Les nationalistes du SNP l’ont répété durant la campagne : un Brexit justifiera un nouveau référendum d’autodétermination si l’Ecosse -au contraire de l’Angleterre- votait massivement pour rester dans l’UE.
L’Angleterre et l’Ecosse « sont censés être des partenaires égaux. Si seule l’Angleterre vote pour un Brexit, ce ne serait pas juste », juge Vincent Mellon, 53 ans, assis sur banc de la vaste place George Square, dans le centre. « Ceux qui ont mené la campagne du +out+ se fichent de l’Ecosse ou de l’Irlande du Nord. Ils ne portent aucun intérêt à ce qui passe au-delà de Westminster », le parlement britannique, estime-t-il.

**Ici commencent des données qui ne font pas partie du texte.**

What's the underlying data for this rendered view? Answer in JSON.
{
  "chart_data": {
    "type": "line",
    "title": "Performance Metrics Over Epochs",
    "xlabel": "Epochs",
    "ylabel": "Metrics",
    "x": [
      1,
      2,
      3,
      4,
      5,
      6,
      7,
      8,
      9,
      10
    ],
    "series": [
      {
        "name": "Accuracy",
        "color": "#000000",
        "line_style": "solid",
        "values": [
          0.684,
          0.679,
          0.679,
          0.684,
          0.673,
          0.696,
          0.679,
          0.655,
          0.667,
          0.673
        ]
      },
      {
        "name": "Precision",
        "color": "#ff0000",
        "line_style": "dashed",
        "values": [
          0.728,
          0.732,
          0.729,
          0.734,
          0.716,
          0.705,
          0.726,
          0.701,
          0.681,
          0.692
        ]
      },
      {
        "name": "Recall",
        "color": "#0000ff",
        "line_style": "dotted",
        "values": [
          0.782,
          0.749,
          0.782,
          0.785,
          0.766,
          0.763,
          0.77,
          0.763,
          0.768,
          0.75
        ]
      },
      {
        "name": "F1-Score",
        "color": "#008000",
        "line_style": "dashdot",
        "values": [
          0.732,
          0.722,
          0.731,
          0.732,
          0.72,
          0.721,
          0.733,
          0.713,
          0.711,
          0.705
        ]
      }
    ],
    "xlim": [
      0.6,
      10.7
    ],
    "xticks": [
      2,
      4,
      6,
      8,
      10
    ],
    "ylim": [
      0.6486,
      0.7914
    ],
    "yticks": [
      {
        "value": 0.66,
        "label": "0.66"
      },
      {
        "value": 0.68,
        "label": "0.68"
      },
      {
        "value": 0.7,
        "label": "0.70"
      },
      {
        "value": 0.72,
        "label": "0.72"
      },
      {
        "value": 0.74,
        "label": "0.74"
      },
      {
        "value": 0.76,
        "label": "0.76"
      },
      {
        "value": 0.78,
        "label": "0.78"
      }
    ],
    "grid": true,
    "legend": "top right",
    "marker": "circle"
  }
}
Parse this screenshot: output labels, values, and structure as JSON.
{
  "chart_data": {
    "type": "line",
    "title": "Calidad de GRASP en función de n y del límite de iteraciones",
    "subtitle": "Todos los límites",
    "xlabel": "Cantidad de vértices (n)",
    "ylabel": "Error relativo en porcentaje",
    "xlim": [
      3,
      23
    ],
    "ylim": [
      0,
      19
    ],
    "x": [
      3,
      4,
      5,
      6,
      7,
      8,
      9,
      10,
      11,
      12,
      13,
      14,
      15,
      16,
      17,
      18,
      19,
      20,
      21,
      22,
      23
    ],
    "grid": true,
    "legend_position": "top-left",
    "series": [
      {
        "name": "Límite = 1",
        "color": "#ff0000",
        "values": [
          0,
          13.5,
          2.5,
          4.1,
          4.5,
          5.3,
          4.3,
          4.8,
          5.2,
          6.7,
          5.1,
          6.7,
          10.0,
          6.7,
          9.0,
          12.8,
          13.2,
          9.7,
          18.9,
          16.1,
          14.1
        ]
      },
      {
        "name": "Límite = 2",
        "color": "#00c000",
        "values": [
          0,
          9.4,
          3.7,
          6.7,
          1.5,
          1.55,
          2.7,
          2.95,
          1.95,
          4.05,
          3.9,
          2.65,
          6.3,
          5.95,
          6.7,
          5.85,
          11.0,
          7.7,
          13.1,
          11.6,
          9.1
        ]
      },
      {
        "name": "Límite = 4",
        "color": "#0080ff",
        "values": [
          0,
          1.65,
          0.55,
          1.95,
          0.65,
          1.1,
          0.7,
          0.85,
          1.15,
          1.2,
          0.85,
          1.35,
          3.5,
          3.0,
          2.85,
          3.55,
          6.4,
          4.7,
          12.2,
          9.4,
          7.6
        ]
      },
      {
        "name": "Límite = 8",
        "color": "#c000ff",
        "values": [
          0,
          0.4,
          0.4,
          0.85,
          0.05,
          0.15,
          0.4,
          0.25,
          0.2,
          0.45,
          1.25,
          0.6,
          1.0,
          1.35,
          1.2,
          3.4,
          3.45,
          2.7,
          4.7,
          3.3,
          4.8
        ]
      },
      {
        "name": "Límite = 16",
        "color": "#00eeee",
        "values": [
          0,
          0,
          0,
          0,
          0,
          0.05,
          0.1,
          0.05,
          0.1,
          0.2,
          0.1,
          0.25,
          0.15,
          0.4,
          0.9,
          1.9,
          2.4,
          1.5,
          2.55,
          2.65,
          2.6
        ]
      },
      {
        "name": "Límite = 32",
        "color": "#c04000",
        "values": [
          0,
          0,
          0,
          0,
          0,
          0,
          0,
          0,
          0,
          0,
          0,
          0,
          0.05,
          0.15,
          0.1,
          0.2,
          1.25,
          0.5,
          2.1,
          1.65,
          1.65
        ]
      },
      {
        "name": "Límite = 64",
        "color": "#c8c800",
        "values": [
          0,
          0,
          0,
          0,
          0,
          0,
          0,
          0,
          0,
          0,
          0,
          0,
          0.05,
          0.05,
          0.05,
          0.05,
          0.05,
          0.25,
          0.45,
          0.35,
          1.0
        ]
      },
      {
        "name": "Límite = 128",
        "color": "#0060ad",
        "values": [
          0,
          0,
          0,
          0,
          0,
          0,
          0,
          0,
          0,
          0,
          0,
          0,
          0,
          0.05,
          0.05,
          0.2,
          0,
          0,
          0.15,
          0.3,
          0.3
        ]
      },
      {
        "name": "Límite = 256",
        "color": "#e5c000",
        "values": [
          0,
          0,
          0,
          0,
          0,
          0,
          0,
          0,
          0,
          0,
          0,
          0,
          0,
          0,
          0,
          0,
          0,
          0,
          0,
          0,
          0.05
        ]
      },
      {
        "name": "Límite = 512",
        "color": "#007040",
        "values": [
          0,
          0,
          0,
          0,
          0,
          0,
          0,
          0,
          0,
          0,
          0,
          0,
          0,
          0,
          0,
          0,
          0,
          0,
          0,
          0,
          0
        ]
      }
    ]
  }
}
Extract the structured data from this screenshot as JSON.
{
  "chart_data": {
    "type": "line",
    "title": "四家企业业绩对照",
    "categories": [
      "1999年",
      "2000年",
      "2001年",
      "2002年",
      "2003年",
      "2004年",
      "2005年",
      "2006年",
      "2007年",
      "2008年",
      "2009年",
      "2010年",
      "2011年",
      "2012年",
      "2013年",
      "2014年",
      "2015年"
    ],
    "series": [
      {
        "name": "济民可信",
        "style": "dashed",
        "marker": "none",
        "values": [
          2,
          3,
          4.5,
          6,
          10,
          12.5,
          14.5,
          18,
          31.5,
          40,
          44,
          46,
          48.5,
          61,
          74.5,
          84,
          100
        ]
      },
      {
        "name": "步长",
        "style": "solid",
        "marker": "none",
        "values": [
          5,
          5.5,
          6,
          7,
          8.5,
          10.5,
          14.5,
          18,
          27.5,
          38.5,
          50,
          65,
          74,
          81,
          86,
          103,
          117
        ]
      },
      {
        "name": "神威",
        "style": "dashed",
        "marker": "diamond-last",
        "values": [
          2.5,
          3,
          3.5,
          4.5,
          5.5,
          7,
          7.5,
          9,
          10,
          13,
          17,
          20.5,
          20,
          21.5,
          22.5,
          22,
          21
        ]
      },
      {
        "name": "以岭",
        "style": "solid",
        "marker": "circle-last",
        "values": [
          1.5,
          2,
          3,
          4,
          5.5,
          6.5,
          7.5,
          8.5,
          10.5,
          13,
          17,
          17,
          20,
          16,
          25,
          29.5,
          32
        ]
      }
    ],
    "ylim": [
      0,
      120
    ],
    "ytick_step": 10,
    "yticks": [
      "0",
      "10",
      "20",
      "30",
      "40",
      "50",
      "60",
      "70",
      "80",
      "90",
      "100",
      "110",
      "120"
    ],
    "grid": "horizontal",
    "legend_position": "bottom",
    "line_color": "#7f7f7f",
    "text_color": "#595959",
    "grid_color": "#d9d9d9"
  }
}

Alex Blackshire, elle, ne veut pas entendre parler d’un nouveau référendum d’indépendance. « Il y a eu énormément de divisions au cours de la campagne de 2014, je ne veux pas que ça se reproduise », déclare la jeune femme de 25 ans.
Au volant de son taxi, en direction du centre-ville de Glasgow, James Ballantine ira voter pour un Brexit après sa journée de travail. « Il y a trop d’immigrés européens. Ils viennent ici et profitent des avantages sociaux », estime-t-il. « Qu’ils ne viennent pas chez nous s’ils n’ont rien à offrir. Nous devons reprendre le contrôle de notre pays », ajoute-t-il, reprenant une des phrases martelées par les partisans d’un Brexit tout au long de la campagne.